Dawn Young also planned on staying in her Ponte Vedra Beach home.

"I have a niece who lives off Atlantic Boulevard across the intracoastal. She is begging me to come in. I said, 'I'm not going to be stupid. If it's still a Category 4 in the morning, I'll come in.' We have places to go, I don't feel worried about that but we love our little beach home. It's our home and for weather to run us away? Forget it. I mean I'm not going to die from this because I will leave in the morning if I have to," Young said. 

But Friday morning may be too late.

As weather conditions deteriorate, and daylight diminishes, windows of opportunity to evacuate safely lessen, Duval County emergency officials just after midnight.
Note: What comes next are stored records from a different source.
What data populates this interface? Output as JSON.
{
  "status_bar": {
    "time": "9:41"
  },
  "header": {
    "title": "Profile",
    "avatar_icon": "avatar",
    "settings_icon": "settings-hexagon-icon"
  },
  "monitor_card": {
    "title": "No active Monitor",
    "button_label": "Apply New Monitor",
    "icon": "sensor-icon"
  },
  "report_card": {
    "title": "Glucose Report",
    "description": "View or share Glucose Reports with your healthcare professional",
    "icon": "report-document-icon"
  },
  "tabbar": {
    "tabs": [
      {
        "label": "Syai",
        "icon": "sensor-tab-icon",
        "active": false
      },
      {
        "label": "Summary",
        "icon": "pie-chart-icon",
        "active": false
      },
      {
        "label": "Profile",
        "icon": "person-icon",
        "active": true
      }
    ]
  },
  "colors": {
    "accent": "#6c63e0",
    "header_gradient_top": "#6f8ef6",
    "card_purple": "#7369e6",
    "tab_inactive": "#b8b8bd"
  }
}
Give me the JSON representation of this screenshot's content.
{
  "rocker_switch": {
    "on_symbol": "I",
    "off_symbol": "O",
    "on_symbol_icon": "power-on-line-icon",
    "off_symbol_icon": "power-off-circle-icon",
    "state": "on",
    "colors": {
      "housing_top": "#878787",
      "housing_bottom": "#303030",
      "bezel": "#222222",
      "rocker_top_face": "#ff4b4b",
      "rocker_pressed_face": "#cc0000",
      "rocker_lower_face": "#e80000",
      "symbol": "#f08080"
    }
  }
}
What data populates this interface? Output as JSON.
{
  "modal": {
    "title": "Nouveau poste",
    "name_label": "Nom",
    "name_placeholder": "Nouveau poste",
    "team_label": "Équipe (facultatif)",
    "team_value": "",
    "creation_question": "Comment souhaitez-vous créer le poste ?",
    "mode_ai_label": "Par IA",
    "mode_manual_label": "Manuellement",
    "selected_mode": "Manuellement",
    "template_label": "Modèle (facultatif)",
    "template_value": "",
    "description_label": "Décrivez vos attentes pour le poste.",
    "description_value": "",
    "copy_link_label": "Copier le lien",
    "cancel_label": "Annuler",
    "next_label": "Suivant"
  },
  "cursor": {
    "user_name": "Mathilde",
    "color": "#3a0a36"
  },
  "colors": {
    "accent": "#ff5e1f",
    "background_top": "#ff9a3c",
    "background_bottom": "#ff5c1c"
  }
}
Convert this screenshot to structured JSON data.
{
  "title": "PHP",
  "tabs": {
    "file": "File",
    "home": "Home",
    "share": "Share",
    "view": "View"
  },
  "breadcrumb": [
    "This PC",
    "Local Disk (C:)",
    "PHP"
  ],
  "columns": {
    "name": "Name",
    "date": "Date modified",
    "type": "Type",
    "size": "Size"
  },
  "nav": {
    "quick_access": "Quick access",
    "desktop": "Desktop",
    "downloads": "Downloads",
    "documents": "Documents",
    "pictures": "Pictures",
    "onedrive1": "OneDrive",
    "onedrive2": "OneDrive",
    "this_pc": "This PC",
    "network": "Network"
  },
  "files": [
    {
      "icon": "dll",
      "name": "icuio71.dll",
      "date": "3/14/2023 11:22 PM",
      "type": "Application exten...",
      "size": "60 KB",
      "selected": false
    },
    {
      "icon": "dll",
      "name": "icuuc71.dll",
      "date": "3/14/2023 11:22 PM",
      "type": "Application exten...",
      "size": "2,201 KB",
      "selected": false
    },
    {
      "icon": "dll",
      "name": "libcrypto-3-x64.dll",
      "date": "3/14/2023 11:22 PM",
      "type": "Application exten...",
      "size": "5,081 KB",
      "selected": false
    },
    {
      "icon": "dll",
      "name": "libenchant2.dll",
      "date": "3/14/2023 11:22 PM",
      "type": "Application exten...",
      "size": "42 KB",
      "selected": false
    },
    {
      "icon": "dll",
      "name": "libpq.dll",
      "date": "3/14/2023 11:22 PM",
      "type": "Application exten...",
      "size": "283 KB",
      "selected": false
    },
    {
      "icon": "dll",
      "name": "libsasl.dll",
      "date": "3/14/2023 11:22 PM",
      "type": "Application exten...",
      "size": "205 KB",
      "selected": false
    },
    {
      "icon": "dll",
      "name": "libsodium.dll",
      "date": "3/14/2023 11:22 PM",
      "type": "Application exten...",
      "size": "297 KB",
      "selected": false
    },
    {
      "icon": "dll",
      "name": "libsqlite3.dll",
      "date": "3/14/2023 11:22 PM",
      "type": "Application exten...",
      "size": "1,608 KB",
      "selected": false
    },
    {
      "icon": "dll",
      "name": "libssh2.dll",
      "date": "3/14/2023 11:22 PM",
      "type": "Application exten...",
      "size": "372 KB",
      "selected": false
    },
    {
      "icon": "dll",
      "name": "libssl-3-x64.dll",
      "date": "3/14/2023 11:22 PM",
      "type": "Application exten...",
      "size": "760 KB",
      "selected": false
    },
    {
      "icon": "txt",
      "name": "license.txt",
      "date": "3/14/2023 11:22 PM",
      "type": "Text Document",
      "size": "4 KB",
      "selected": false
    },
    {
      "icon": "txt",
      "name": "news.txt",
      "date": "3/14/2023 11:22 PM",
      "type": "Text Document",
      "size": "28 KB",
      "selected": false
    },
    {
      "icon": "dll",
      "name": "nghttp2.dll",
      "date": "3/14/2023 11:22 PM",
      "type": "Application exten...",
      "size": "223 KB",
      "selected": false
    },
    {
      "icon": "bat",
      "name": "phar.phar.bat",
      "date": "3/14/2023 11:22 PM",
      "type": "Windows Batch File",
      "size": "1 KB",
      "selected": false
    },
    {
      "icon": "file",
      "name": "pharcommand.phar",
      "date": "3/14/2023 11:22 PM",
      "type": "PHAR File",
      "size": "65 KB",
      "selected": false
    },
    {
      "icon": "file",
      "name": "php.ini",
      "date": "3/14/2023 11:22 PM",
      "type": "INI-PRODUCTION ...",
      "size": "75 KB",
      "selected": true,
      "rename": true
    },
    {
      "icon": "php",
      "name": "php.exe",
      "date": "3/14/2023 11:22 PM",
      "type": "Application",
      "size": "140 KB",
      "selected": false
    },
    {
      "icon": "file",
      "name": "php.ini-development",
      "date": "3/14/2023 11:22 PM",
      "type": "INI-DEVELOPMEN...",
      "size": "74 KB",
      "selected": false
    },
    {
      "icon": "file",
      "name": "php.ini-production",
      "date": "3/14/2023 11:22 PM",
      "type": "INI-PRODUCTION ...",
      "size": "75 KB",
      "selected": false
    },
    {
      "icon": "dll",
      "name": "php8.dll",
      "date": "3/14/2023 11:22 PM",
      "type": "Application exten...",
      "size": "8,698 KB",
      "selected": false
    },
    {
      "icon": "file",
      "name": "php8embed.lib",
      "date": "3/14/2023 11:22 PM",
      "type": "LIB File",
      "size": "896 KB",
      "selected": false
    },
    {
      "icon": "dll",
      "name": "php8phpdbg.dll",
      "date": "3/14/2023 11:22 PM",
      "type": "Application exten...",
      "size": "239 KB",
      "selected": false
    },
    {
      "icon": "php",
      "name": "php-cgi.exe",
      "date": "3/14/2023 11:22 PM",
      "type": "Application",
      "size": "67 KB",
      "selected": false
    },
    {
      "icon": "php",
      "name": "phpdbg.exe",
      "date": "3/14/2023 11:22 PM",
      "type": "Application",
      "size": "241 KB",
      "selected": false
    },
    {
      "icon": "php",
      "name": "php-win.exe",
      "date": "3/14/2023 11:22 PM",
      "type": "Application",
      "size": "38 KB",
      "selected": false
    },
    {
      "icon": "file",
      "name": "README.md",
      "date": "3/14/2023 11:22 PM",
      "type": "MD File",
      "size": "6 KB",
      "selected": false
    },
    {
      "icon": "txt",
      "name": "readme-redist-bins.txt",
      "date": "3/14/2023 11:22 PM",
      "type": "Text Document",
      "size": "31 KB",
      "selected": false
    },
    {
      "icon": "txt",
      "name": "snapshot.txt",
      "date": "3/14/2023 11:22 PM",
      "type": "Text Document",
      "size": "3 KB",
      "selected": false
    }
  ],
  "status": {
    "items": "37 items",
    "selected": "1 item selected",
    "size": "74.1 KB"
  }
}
Inland waterways including St. Johns River and creeks are expected to have sustained winds between 70-90 mph. Storm surge on the St. Johns will be between 6-10 feet. Standing water as high as 6 feet is expected to persist for days following the storm.

Even as conditions started to get worst in St. Simons Island, Georgia, many said the weather wasn't bad enough for them to leave. 

"I've seen it before. I've evacuated before. And, I think it's going to follow the same pattern as Floyd. I've left out nervousness and now I've got to keep an eye on a lot of animals and some elderly people, and that's what I'm doing," said John Bostick, who has lived in St. Simons for 40 years.

Matthew was the most powerful storm to threaten the U.S. Atlantic coast in more than a decade, and had already left more than 280 dead in its wake across the Caribbean.

The hurricane was expected to blow ashore - or come dangerously close to doing so - early Friday north of Palm Beach County, which has about 1.4 million people, and then slowly push north for the next 12 hours along the Interstate 95 corridor, through Cape Canaveral and Jacksonville, according to the National Hurricane Center.

Forecasters said it would then probably hug the coast of Georgia and South Carolina over the weekend before veering out to sea - perhaps even looping back toward Florida in the middle of next week as a tropical storm.

Millions of people in Florida, Georgia and South Carolina were told to evacuate their homes, and interstate highways were turned into one-way routes to speed the exodus.

"The storm has already killed people. We should expect the same impact in Florida," the governor warned.

The hurricane picked up wind speed as it closed in, growing from a possibly devastating Category 3 storm to a potentially catastrophic Category 4. Forecasters said it could dump up to 15 inches of rain in some spots and cause a storm surge of 9 feet or more.

They said the major threat to the Southeast would not be the winds - which newer buildings can withstand - but the massive surge of seawater that could wash over coastal communities along a 500-mile stretch from South Florida to the Charleston, South Carolina, area.

The last Category 3 storm or higher to hit the U.S. was Wilma in October 2005. It sliced across Florida with 120 mph winds, killing five people and causing an estimated $21 billion in damage.